The new adult behavioral health unit will have 32 beds in total, an increase of 13 beds. Once the new Quakertown unit opens in early 2023, St. Luke’s will have a total of 202 inpatient psychiatric beds across its network, a St. Luke’s news release states.
“And this feels particularly timely, given the surge in mental health issues created by the pandemic,” said Christina Zelko Bennick, St. Luke’s vice president of patient care services.
This new expansion to the Quakertown campus is part of an ongoing four-year effort by St. Luke’s to build new behavioral health units or renovate existing ones. Renovations and construction have also occurred at the network’s Lehighton, Sacred Heart and Easton campuses. The network opened an adolescent behavioral health unit at its Easton campus in January.
The network has also made partial expansions for its adult and adolescent behavioral health programs, implemented a psychiatry resident program, started providing school-based therapy services, opened a detox unit at its Sacred Heart campus, and plans to open a walk-in crisis center at the Lehighton campus later this summer. The network also debuted its addiction recovery program S.H.A.R.E in March.
The United States and Lehigh Valley have an ongoing mental crisis and the number of people experiencing mental illness and mental health challenges increased during the COVID-19 pandemic.
In the release, Zelko Bennick said a number of factors, including prolonged social isolation, increased substance use and economic uncertainties, as well as national and international unrest, have contributed to worsening mental health problems.
Dr. James A. James III, the interim chairperson of psychiatry and behavioral health for St. Luke’s, said for years there has been a growing need for mental health services everywhere.

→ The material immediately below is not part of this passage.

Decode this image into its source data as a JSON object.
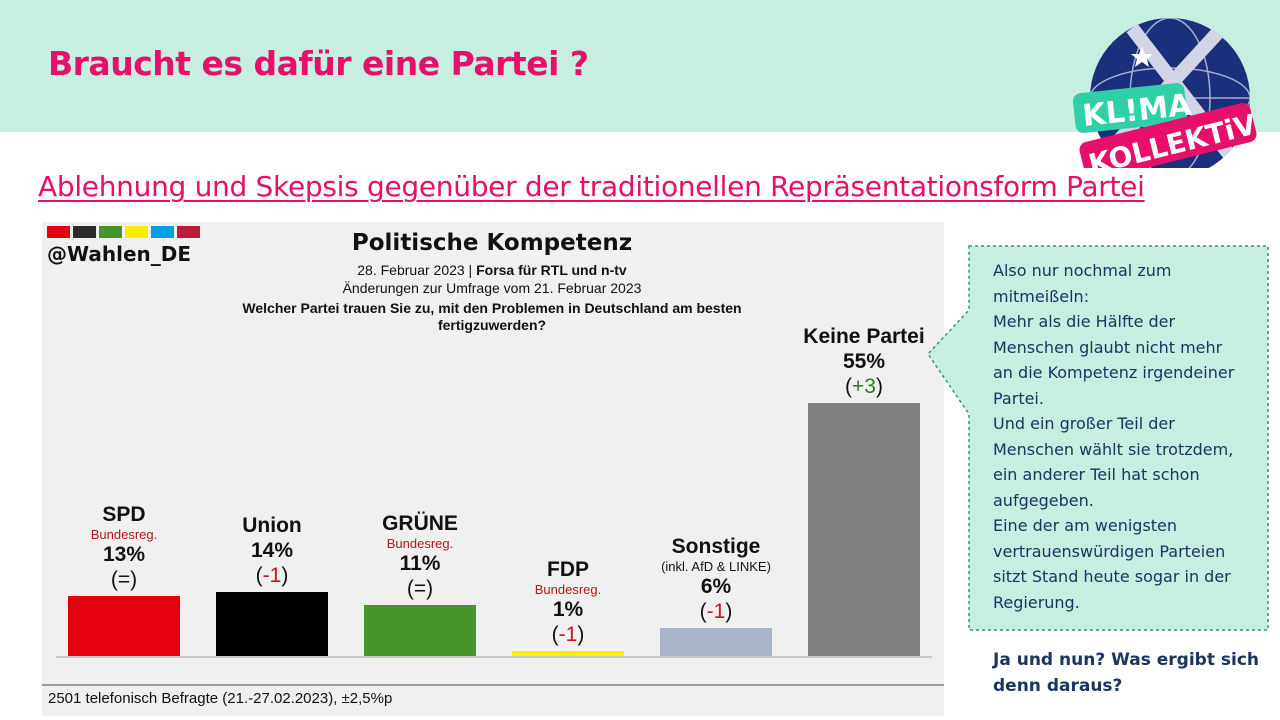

“With COVID-19 and the reverberations felt in our communities during the pandemic, many services were curtailed or paused,” he said. “Resources and staffing became challenging and innovative ways to connect with those in our community were pursued. But those innovations have not been adequate compared to the reductions in services, strain on the mental health systems and services across the state of our communities.”
Those with mental illnesses and substance abuse disorders are incarcerated at disproportionately high rates in the U.S. The state of Pennsylvania has been sued by the American Civil Liberties Union on more than one occasion because of the large number of incarcerated persons with mental illness in the state.
Some efforts were made in the Lehigh Valley to address ongoing mental health issues, especially within the criminal legal system, before the pandemic. In 2015, Northampton County began a mental health court program, and in 2018, the county also received funds from the state to create an eight-bed mental health center for incarcerated people in the county.